Newey, the Ford Professor of Economics, Emeritus at MIT, has been a leading figure in econometric theory for more than four decades, shaping both research and training in the field. He has done pathbreaking work on variance estimation, nonparametric simultaneous equations, consumer surplus estimation with general heterogeneity, and debiased machine learning. His 1994 Econometrica paper gave general formulae for the asymptotic variance of semiparametric estimators, especially for those depending on nonparametric regressions with an approximately linear representation, series estimators for these with asymptotic theory, and showed orthogonality of any nonparametric components that are profiled out of extremum estimators.
He is a Distinguished Fellow of the American Economic Association, a member of the American Academy of Arts and Sciences, and a Fellow of the Econometric Society.
Newey will visit Northwestern during the 2026-27 academic year to engage in programming with Economics faculty and students.
Andrei Okounkov, Mathematics
Andrei Okounkov, Samuel Eilenberg Professor of Mathematics at Columbia University, was awarded the Frederic Esser Nemmers Prize in Mathematics, a prize of $300,000, for his body of work of exceptional depth, breadth and sustained impact on modern mathematics, spanning representation theory, algebraic geometry, probability and mathematical physics.
Descriptions of Okounkov’s research can be found on his website.

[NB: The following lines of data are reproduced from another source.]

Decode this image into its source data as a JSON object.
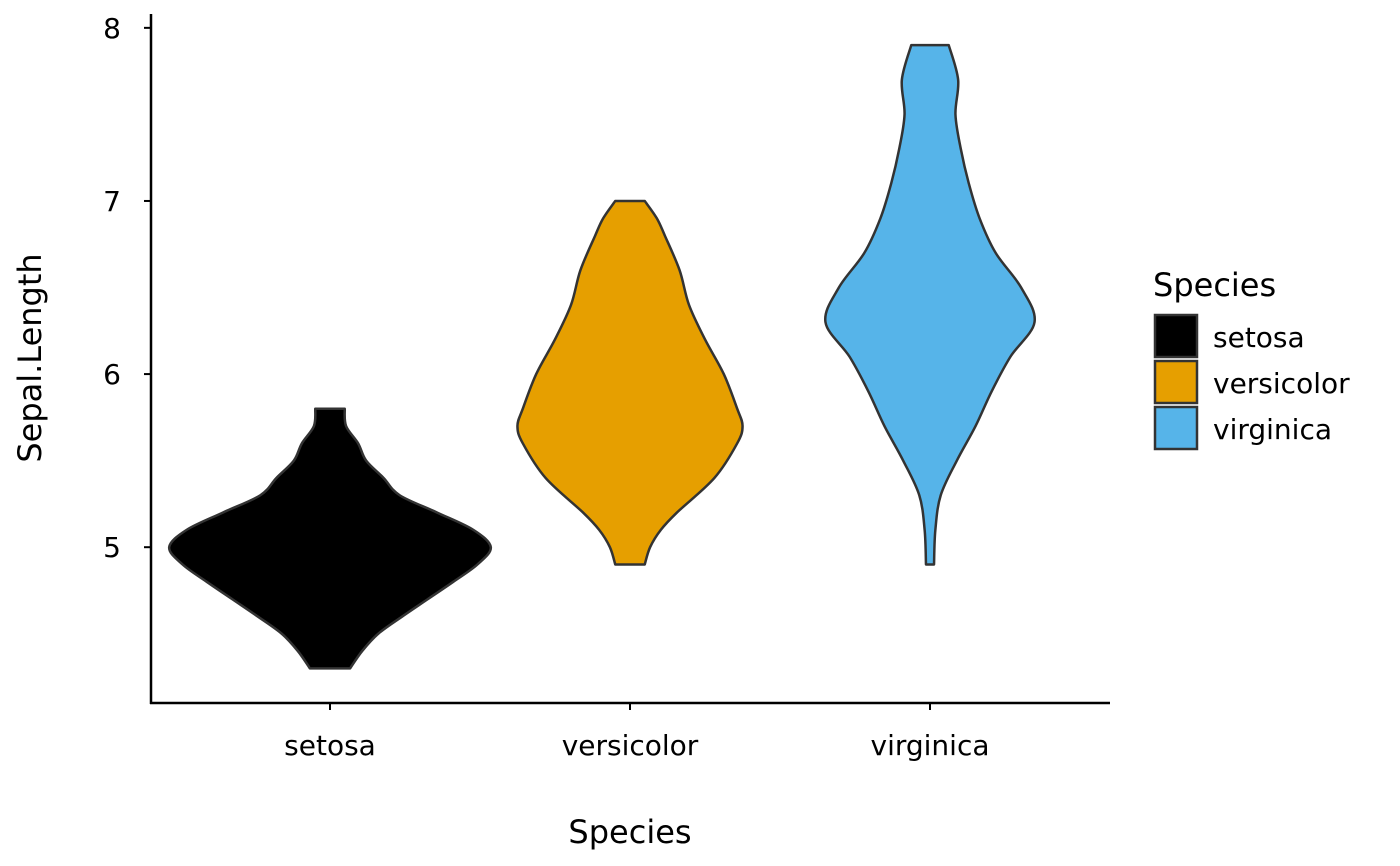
{
  "chart_data": {
    "type": "violin",
    "xlabel": "Species",
    "ylabel": "Sepal.Length",
    "ylim": [
      4.1,
      8.08
    ],
    "yticks": [
      5,
      6,
      7,
      8
    ],
    "categories": [
      "setosa",
      "versicolor",
      "virginica"
    ],
    "grid": false,
    "legend": {
      "title": "Species",
      "placement": "right",
      "entries": [
        "setosa",
        "versicolor",
        "virginica"
      ]
    },
    "series": [
      {
        "name": "setosa",
        "color": "#000000",
        "min": 4.3,
        "max": 5.8,
        "profile": [
          [
            4.3,
            0.15
          ],
          [
            4.4,
            0.24
          ],
          [
            4.5,
            0.36
          ],
          [
            4.6,
            0.54
          ],
          [
            4.7,
            0.73
          ],
          [
            4.8,
            0.92
          ],
          [
            4.9,
            1.1
          ],
          [
            5.0,
            1.2
          ],
          [
            5.1,
            1.07
          ],
          [
            5.2,
            0.8
          ],
          [
            5.3,
            0.52
          ],
          [
            5.4,
            0.4
          ],
          [
            5.5,
            0.27
          ],
          [
            5.6,
            0.21
          ],
          [
            5.7,
            0.12
          ],
          [
            5.8,
            0.11
          ]
        ]
      },
      {
        "name": "versicolor",
        "color": "#E69F00",
        "min": 4.9,
        "max": 7.0,
        "profile": [
          [
            4.9,
            0.11
          ],
          [
            5.0,
            0.15
          ],
          [
            5.1,
            0.23
          ],
          [
            5.2,
            0.35
          ],
          [
            5.4,
            0.63
          ],
          [
            5.6,
            0.8
          ],
          [
            5.7,
            0.84
          ],
          [
            5.8,
            0.8
          ],
          [
            6.0,
            0.7
          ],
          [
            6.2,
            0.56
          ],
          [
            6.4,
            0.44
          ],
          [
            6.6,
            0.37
          ],
          [
            6.8,
            0.26
          ],
          [
            6.9,
            0.2
          ],
          [
            7.0,
            0.11
          ]
        ]
      },
      {
        "name": "virginica",
        "color": "#56B4E9",
        "min": 4.9,
        "max": 7.9,
        "profile": [
          [
            4.9,
            0.03
          ],
          [
            5.1,
            0.04
          ],
          [
            5.3,
            0.08
          ],
          [
            5.5,
            0.2
          ],
          [
            5.7,
            0.34
          ],
          [
            5.9,
            0.46
          ],
          [
            6.1,
            0.6
          ],
          [
            6.3,
            0.78
          ],
          [
            6.5,
            0.68
          ],
          [
            6.7,
            0.49
          ],
          [
            6.9,
            0.37
          ],
          [
            7.1,
            0.29
          ],
          [
            7.3,
            0.23
          ],
          [
            7.5,
            0.19
          ],
          [
            7.7,
            0.21
          ],
          [
            7.9,
            0.14
          ]
        ]
      }
    ]
  }
}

Okounkov's honors include the Fields Medal in 2006, the European Mathematical Society Prize and the Compositio Mathematica Prize.
He is an elected member of the U.S. National Academy of Sciences, the American Academy of Arts and Sciences, the Royal Swedish Academy of Sciences and the Chinese Academy of Sciences.
Okounkov will visit Northwestern during the 2026-27 academic year to engage in programming with Mathematics faculty and students.
Maureen Raymo, Earth Sciences
Maureen Raymo was awarded the Nemmers Prize in Earth Sciences, a prize of $300,000, in recognition of her pioneering development of hypotheses that explain climate change across Earth’s history and her educational leadership in the Earth system sciences.
Raymo is the G. Unger Vetlesen Professor of Earth and Climate Science in the Department of Earth and Environmental Sciences at Columbia University and Co-Founding Dean Emerita of the Columbia Climate School.
A member of the U.S. National Academy of Sciences, Raymo has leveraged knowledge of the inner workings of Earth’s solid, liquid and gaseous spheres to advance our understanding of how Earth’s systems interact, change and ultimately drive climatic change on geologic time scales. She is best known for developing the Uplift-Weathering Hypothesis, which borrows from and links various Earth system science sub-disciplines, including science that underpins our understanding of plate tectonics, mountain building, atmospheric science, ocean biogeochemistry, chemical weathering, the carbon cycle and climate change.
Raymo will visit Northwestern during the 2026-27 academic year to engage in programming with faculty and students in the Department of Earth, Environmental and Planetary Sciences.